Israeli anti-settlement for the guard dog has now warned: “Under the cover of the war, Smotrich and its messianic minority build a settlement condemned to evacuation in any agreement. The only objective of E1 is to sabotage a political solution and to rush to a state of binational apartheid.”
The Palestinian authority, which governs parts of the West Bank not under complete Israeli control, also condemned the approval of the E1 plans.
“This plan will insulate Jerusalem of its Palestinian environment, will plunge it into blocks of massive colonies” and fragment the West Bank “in disconnected enclaves resembling prisons in the open air,” said the Department of Foreign Affairs of the AP.
He also alleged that approval constituted “an official Israeli involvement in the crimes of regulations, annexation, genocide and forced displacement” – accusations that Israel has long rejected.
The Foreign Ministry of Foreign Affairs called for “real international action, including sanctions, to force Israel to stop its colonial regimes (…) and to respect international consensus on the resolution of the Palestinian issue”.
British Foreign Minister David Lammy said that E1’s plans, if implemented, “would divide a Palestinian state in two, would mark a blatant violation of international law and critically undermine the solution to two states.”

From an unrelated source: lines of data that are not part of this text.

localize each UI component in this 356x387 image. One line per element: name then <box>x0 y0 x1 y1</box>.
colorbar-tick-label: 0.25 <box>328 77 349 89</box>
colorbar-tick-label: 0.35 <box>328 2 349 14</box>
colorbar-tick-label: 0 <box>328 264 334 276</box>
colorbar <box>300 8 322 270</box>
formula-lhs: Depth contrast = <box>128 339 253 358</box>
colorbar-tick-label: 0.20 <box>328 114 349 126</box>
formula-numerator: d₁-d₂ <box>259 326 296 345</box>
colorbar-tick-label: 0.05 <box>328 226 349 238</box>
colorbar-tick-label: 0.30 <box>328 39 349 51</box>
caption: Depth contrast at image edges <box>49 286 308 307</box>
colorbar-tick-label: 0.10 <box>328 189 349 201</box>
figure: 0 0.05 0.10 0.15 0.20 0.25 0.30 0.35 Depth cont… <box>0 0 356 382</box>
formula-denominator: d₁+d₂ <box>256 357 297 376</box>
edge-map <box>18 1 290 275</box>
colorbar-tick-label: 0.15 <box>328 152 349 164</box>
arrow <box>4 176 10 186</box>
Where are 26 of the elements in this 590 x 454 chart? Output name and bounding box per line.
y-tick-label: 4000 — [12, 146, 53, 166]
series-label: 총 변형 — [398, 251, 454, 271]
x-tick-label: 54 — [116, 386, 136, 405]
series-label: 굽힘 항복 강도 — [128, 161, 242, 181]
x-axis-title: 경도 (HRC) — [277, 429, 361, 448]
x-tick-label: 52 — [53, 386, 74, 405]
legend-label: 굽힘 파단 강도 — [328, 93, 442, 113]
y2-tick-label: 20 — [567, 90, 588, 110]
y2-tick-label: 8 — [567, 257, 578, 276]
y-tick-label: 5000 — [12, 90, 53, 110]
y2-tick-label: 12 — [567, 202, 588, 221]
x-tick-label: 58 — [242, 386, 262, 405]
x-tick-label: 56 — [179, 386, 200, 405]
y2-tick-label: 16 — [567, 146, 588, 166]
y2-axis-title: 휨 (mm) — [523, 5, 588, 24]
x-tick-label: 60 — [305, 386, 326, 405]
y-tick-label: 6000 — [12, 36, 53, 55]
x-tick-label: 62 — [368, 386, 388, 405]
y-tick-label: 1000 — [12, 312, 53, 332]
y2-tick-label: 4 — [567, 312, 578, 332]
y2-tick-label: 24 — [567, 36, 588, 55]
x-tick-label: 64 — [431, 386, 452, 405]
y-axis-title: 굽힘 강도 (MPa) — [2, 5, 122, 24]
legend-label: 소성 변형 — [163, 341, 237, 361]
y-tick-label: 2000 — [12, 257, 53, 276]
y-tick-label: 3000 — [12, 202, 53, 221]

“The Israeli government must reverse this decision,” he added.
King Abdullah II of Jordan also rejected the E1 plans, saying: “The two -state solution is the only way to reach a just and complete peace.”
A spokesperson for the German government said that the construction of regulation had violated international law and “hinders a negotiated solution to two states and the end of the Israeli occupation of the West Bank”.
There was no immediate comment from the United States.
However, when they were asked on Monday by the army of the army of Israel on the position of the Trump administration on the E1, the ambassador Mike Huckabee said: “Whether he should have a massive development in E1 is a decision for the government of Israel. We would therefore not try to assess the good or the evil of that.”
“As a rule, this is not a violation of international law. And it is also up to us to recognize that the Israelis have the right to live in Israel.”
The advisory opinion of July 2024 of the International Court of Justice said that the “continuous presence of Israel in the occupied Palestinian territory was illegal” and that the country was “under the obligation to end its illegal presence … as quickly as possible”.
The Israeli Prime Minister declared at the time that the court had made a “decision of lies” and insisted that “the Jewish people were not occupants in their own country”.